Example: If you are a professional, you can derive motivation from the recognition colleagues and superiors give you for your contributions to the success of the organization.
Competence motivation pushes people to become highly proficient at what they do, allowing them to become subject matter specialists in critical aspects of their jobs. Such professionals include neurosurgeons, aeronautics engineers and other specialists who use their problem-solving skills to respond to unique problems. For this set of people, their motivation comes from being able to use their competence which it will make the biggest difference.
Example: A heart surgeon decides to undergo specialized training to perform an advanced operating procedure.
This is the motivation that drives an individual to change other people’s perceptions or thoughts. Attitude-motivated people seek to enhance their interactions with other people by improving social engagements. It focuses on making people around you feel better about you and themselves.
Example: You volunteer to lead a campaign in the office that aims to change employee perception towards a proposed change that may affect roles and job content. It can also manifest in the form of helping your team members achieve their highest potential or success.
This psychological theory posits that individuals are motivated by the expectation of a desired result of certain efforts. It measures the degree to which the reward of a particular action motivates you to pursue the achievement of that goal based on your belief you can receive the reward. The focus of this motivation is that you should select activities in which you are certain to achieve the desired results.
Example: A star tennis player tries out for the Olympics because their skill level leads them to expect they will win a gold medal.
How to use motivation
Since there are many types of motivation, you may find that more than one applies to you. The best way to keep your motivation levels high is to combine motivational types and use them to propel yourself towards goals and objectives in your career and life.
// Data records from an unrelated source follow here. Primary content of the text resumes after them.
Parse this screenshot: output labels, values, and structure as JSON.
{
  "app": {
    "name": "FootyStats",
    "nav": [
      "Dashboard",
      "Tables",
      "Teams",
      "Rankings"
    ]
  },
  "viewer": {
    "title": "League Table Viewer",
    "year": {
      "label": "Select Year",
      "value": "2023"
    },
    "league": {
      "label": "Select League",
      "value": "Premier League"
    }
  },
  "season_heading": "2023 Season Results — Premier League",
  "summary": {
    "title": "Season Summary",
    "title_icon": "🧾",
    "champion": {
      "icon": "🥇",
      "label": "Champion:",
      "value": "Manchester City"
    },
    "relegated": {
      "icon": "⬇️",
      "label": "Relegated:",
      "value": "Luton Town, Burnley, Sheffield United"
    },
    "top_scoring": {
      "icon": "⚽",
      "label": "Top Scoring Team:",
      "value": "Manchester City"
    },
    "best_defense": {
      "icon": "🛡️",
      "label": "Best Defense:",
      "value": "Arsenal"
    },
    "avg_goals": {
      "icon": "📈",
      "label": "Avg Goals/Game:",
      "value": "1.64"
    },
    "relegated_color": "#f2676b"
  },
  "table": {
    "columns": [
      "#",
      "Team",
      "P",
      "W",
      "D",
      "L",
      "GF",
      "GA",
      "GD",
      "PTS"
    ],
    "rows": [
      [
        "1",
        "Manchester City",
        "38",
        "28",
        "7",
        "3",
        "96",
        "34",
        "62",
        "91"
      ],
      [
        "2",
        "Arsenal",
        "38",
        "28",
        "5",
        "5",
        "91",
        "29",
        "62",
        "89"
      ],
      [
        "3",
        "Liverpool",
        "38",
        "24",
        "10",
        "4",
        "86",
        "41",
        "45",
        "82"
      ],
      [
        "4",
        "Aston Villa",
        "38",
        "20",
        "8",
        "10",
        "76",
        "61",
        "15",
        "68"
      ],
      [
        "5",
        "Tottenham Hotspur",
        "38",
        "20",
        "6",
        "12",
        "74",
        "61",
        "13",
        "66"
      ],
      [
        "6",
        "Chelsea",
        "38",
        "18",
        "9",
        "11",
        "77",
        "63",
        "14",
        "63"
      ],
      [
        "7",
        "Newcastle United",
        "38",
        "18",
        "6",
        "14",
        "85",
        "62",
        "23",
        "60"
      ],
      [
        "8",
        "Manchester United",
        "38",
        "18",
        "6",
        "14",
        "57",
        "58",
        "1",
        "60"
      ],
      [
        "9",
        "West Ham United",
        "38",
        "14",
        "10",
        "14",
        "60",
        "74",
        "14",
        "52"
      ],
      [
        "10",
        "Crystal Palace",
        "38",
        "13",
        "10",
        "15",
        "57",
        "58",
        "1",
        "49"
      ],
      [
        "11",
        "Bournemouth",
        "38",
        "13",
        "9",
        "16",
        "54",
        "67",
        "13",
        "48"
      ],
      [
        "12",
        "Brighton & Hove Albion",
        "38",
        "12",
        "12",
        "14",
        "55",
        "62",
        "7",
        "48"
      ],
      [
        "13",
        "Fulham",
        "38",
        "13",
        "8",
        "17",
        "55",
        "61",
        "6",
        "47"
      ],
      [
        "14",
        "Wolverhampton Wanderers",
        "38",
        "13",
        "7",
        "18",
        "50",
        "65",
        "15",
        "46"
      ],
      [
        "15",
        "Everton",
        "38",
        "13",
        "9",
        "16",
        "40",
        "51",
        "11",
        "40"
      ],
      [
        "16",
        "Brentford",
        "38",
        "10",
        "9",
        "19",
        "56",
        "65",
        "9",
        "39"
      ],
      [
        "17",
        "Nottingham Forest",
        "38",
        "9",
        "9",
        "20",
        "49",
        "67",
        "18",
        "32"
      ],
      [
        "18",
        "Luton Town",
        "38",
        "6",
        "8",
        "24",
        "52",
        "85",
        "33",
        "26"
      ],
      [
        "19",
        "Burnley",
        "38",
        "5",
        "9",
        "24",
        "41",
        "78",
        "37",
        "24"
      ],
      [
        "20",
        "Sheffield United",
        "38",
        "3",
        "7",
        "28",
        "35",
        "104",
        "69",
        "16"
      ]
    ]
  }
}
Use the following tips to keep your motivation levels high:
1. Create goals
Goal setting is a powerful way to keep your motivation levels up. It helps direct your energy to things that make the most difference in your work and life. Consider using the SMART technique to set goals that are Specific, Measurable, Attainable, Relevant, and Timely.
2. Tell people your goals
An excellent way to motivate yourself is to tell someone close to you about your plans. It can be your colleague or relative, but making your goals known can make you more determined because you feel accountable.
3. Measure your progress
Have a plan to measure your goals and know what you need to do to accomplish them. If you plan to raise your sales by 50% by the end of the year, for example, you can check your totals every month to ensure you’re making incremental progress. Seeing that you’ve made positive efforts toward your goals can result in even more determination.
4. Reward yourself
Positive reinforcements are one of the most effective motivating factors. You can give yourself rewards for achieving your ultimate goal or for completing milestones along the way. For example, you could go for a ten-minute walk after completing an hour of work, or make a major purchase to earn your company an important contract.